Homework Assignment
Henretta: Chapter Two
The Invasion and Settlement of North America

 Directions: Read Chapter One, and answer the following questions in complete sentences.  Your responses must be either typewritten or hand-written in black or blue ink.

PART ONE:

1.       Why did the Spanish, French, Dutch, and English pursue contrasting methods of settlement in North America during the sixteenth and seventeenth centuries?

2.       Why was indentured servitude such a profitable system of labor for planters in the Chesapeake colonies?

3.       How did Bacon's Rebellion contribute to the rise of slavery in the Chesapeake colonies?

4.       Why were four decades of boom times for Chesapeake tobacco growers followed by a bust in the mid-1600s?

5.       Why did the Puritans flee England for America in the early 1600s?
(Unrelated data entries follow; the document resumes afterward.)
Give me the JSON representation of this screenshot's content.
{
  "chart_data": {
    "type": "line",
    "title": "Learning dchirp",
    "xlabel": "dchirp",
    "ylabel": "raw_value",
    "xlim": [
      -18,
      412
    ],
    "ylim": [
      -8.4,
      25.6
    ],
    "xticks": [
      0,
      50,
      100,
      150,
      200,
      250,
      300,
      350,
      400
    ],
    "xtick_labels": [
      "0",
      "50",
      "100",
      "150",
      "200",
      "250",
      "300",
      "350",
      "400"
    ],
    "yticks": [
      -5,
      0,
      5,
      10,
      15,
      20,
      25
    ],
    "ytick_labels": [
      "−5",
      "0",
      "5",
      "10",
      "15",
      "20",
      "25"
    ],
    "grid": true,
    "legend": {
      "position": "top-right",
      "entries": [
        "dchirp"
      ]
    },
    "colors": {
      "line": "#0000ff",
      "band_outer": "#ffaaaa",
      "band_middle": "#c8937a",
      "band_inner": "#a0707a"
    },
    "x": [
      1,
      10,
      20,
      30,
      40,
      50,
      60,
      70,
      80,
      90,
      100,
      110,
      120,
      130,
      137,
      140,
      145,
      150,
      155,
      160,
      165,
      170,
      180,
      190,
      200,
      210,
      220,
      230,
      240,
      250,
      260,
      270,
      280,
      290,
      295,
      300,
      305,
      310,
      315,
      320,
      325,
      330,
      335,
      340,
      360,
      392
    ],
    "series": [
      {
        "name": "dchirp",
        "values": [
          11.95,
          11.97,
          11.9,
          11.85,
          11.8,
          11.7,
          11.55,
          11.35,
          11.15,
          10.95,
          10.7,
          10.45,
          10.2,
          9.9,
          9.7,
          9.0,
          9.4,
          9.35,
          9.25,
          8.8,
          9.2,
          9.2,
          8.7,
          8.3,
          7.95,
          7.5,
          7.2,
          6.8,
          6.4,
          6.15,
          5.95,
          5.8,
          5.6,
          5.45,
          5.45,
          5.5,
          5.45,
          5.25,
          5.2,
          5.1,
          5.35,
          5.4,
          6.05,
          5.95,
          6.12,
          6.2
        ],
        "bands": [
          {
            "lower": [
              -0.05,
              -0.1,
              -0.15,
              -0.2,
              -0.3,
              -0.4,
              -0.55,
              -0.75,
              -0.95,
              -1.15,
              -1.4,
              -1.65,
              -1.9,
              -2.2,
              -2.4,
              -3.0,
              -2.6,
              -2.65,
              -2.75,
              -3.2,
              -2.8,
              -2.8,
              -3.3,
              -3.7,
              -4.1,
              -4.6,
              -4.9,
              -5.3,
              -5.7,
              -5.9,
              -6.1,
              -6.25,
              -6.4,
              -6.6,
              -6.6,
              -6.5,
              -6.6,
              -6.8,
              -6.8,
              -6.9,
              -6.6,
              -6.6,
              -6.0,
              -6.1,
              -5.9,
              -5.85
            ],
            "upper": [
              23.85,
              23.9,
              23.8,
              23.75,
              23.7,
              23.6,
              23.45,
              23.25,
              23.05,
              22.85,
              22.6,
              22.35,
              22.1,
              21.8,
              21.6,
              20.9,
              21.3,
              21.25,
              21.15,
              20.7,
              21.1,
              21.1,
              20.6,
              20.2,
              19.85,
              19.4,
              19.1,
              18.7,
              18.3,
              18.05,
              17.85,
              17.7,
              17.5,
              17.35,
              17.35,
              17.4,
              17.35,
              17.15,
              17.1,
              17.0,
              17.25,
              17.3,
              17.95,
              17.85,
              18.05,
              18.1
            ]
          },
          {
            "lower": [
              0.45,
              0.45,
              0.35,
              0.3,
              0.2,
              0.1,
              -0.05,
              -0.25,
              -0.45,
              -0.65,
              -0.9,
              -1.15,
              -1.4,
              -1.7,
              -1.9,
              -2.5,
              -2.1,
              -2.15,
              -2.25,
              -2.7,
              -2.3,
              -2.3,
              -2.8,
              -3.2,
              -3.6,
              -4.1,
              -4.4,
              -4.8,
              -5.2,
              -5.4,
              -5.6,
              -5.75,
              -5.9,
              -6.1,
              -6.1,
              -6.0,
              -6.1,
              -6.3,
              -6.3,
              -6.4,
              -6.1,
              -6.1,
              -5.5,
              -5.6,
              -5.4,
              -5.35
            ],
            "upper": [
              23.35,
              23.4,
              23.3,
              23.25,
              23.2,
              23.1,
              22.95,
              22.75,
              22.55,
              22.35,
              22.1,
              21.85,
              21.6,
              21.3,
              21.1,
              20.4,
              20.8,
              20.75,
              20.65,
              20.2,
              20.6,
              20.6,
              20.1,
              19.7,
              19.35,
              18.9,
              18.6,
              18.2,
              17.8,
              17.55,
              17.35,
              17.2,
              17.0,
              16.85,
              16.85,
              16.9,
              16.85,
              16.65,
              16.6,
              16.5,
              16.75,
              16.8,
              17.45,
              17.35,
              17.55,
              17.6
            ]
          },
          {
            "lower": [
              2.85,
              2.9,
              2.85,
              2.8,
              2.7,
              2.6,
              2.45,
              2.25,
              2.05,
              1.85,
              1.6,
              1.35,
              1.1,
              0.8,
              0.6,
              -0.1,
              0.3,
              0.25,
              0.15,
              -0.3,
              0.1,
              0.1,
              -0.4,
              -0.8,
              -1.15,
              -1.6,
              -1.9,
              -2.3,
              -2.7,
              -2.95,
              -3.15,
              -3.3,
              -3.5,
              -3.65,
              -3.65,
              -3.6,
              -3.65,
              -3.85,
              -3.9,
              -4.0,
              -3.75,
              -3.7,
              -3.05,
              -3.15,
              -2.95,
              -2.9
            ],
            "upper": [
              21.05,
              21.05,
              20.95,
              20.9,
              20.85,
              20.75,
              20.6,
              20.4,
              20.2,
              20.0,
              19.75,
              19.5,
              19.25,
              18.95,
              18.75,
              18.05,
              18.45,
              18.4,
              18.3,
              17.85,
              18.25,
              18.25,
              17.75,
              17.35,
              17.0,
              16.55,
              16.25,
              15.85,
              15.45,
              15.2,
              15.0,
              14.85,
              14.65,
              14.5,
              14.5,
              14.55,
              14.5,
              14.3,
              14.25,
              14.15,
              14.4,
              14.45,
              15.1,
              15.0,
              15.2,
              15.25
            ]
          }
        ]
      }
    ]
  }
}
6.       Compare the social aspects of the Chesapeake and New England colonies.

7.       In what ways did white Europeans cause social upheaval and compromise the traditional way of life among native groups during the colonial era?

8.       What were the impacts of the fur trade upon intertribal relations?

9.       Explain the Puritans' religious doctrines toward Native Americans.

PART TWO:

1.       Read: American Voices, Richard Frethorne: Hard Times in Early Virginia in Chapter 2 of the text. After reading the document, write a brief paragraph-length response to each of the following questions. This letter describes conditions for an indentured servant in early seventeenth-century Virginia. Hard work, sickness, hunger, isolation, and fear had clearly taken their toll on Richard Frethorne.

a.        What are the causes of the sickness, hunger, and fear that Frethorne describes? What aspects of the settlement process and the environment have contributed to these conditions?

b.      What does his letter say about the quality of community life in early Virginia? Why was society like this?

c.       Why did Frethorne travel to America?

d.      If Frethorne were to return to England, what would be his social and economic standing?

 

2.        Read: American Voices, Mary Rowlandson: A Captivity Narrative in Chapter 2 of the text. After reading the document, write a brief paragraph-length response to each of the following questions. When you are finished, select "Submit" to compare your responses with the model answers provided.

European immigrants to the New World, who were imbued with moral righteousness, justified their growing presence in the colonies and the Native Americans' demise as being God's will. Indians were made out to be savages, a culturally inferior people degenerated by their susceptibility to sin. In New England, frustrated by thwarted attempts to copy English ways, Metacom—the leader of the Wampanoags—determined that only military resistance could save Indian land and culture. Allying his people with the Narragansett and Nipmuck tribes, Metacom attacked white settlements throughout New England by burning towns, killing many European settlers, and taking others as captive. Mary Rowlandson was one such captive, held for twelve weeks until ransomed by her family.

 

a.       In this excerpt, does Rowlandson portray her captors, the Wampanoag Indians, as being savages?

b.      What cultural differences between the English and the Wampanoags are observed by Rowlandson during her captivity? Does she adapt to Indian ways?

c.       From Rowlandson's account of her captivity, what can we learn about Wampanoag women?